In part 1 of this post, we learned how the face of manufacturing in America has undergone more woeful changes than many of us in the industry care to remember. However, there’s good news to share. The lower costs associated with reshoring are driving more local manufacturing activity; technological developments are drastically changing the way plants operate; and capital investments are on the rise.
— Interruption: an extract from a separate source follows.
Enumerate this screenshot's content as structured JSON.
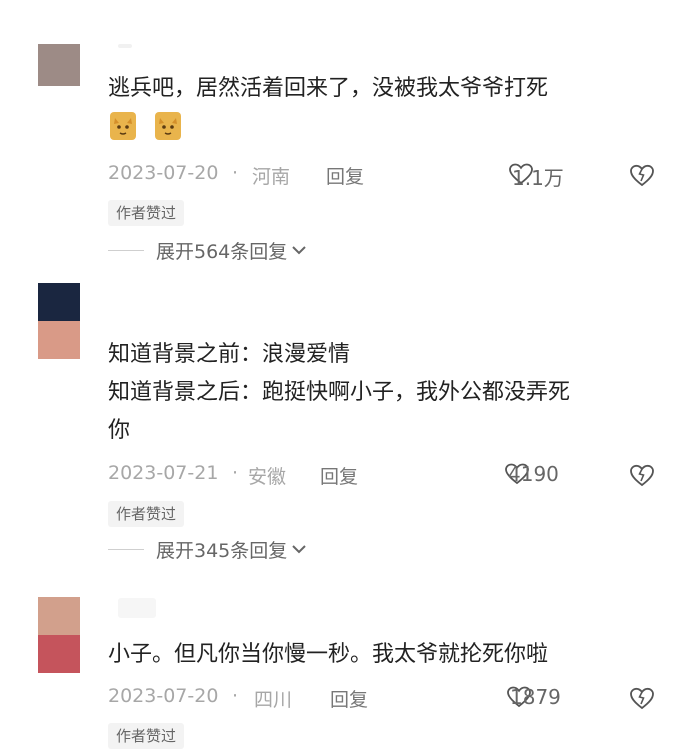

As the director of the Georgia Center of Innovation for Manufacturing, John consults with manufacturing companies of all shapes and sizes on a wide range of projects. Over the past year, he’s been privy to a convergence of activities that suggest to him that 2015 will be a landmark year for American manufacturing. Here are his final three predictions:
4. Increased investments in predictive maintenance technologies
Closely tied to the above point about big data, U.S. manufacturers will increase investments for predictive maintenance technologies in 2015. The proliferation of better and cheaper sensor technologies combined with the trend of connected factories will allow for greater opportunity to implement predictive maintenance technologies that will cut downtime and boost bottom lines.
Over the past four years I personally have been involved in an array of different predictive maintenance technology projects. Two such companies are Dahlonega, Georgia-based Polymer Aging Concepts, which has developed sensors that predict when to replace the insulation in motors, generators, or dry transformers before failure occurs, and Atlanta-based Jeneer Group, which developed an integrated down well sensor system that signals pump conditions for on and off cycles in landfills. These companies serve rapidly growing markets, and customers are lining up to do business with them.
A recent article in Reliable Plant entitled “Global machine condition monitoring equipment market to reach $2.1B by 2015” stated, “Condition monitoring has gained importance, over the years… The need for eliminating catastrophic breakdowns and unnecessary maintenance costs in production processes has and will continue to drive the adoption of condition monitoring solutions across several industries.”
5. Increased investment in capital equipment
With the convergence of several predictions outlined above, such as the increase in applications of sensor technologies and general industry growth, 2015 will be the year in which we will see a true renaissance in domestic manufacturing.
Improved bottom lines will drive replacement of aging legacy equipment and investment in new capital equipment that performs better, more efficiently and more reliably. Software will also assist in making current equipment more efficient.
6. Manufacturing will grow at a higher rate than the GDP
The GDP historically has been a marker against which industries peg their overall performance.
A report issued in December 2014 by the Institute of Supply Management stated that manufacturing revenues are expected to increase in 15 different manufacturing industries in 2015. It also asserted that capital expenditures, a major driver in the U.S. economy, are expected to increase by 3.7 percent in the manufacturing sector.
Additionally, 67 percent of respondents to the ISM survey expect revenues to be greater in 2015 than in 2014, and the panel of respondents – all purchasing and supply executives – expect a 5.6 percent net increase in overall revenues for 2015, compared to a 3.6 percent increase reported for 2014 over 2013 revenues.
This momentum, combined with the factors outlined above, will contribute to a boom in manufacturing in 2015, helping the industry outpace the GDP for the first time in a long time.